The emergence of Digital Innovation Ecosystems (DIEs) is reshaping how innovation is generated, diffused, and scaled across sectors, especially within highly regulated domains such as pharmaceutical logistics. These ecosystems bring together startups, corporations, research institutions, and intermediaries to co-create digital solutions. However, such collaborations are inherently asymmetric—startups and corporates differ vastly in resources, legitimacy, and influence—posing challenges related to power imbalances, cultural misalignments, and governance.
This paper investigates how asymmetric collaborations are orchestrated within DIEs, drawing on a single in-depth case study: Logi-farma, a digital platform project aiming to optimize pharmaceutical distribution through AI, automation, blockchain, and data analytics. The case involves a large ICT corporation, an innovative SME, a logistics specialist, and a university research center. Guided by a conceptual framework derived from a prior systematic literature review on asymmetric collaborations, this study explores how stakeholders with diverging capabilities and motivations coordinate innovation efforts and mitigate power asymmetries.

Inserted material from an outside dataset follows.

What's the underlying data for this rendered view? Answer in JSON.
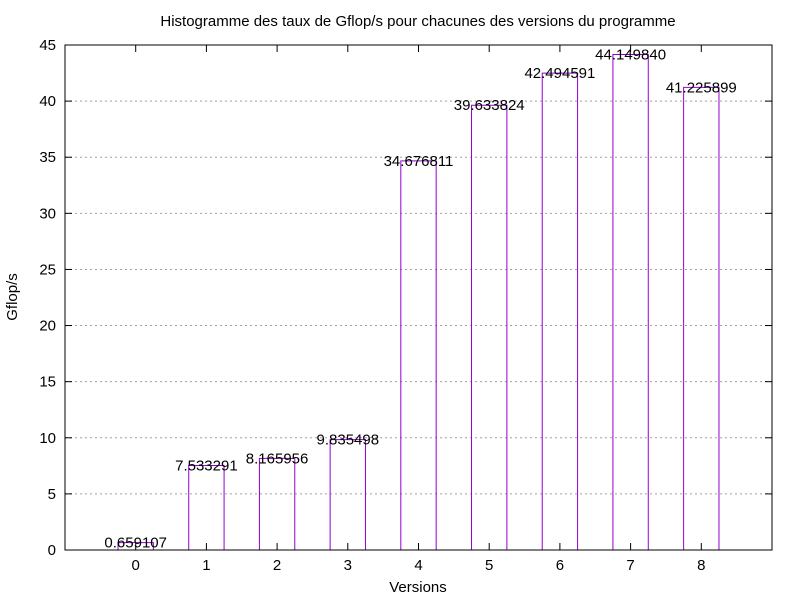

Using semi-structured interviews, document analysis, and comparative assessments of digital innovation models, we investigate the governance mechanisms, collaboration dynamics, and innovation outcomes within the project. Findings are structured through a 6W-based framework—exploring who the actors are, how they collaborate and integrate technology, why they engage, and where/when the processes unfold. The analysis reveals that while startups benefit from legitimacy and scale, corporates leverage agility and niche expertise. However, unresolved asymmetries around data ownership, IP, and decision-making risk undermining trust and long-term viability.
This paper contributes to both theory and practice. Theoretically, it advances open innovation and ecosystem literature by integrating asymmetry as a structural component and proposing a novel conceptual lens for analyzing goal-oriented, multi-actor innovation networks. Practically, it offers guidance for ecosystem orchestrators, policymakers, and innovation managers on how to design inclusive governance structures that support fair value co-creation. The case study illustrates how digital health innovation can be scaled through collaborative orchestration, provided that power differentials are addressed and trust is actively managed. Ultimately, this work underscores the potential of orchestrated asymmetric collaborations to drive digital transformation and sustainability in complex, high-stakes sectors.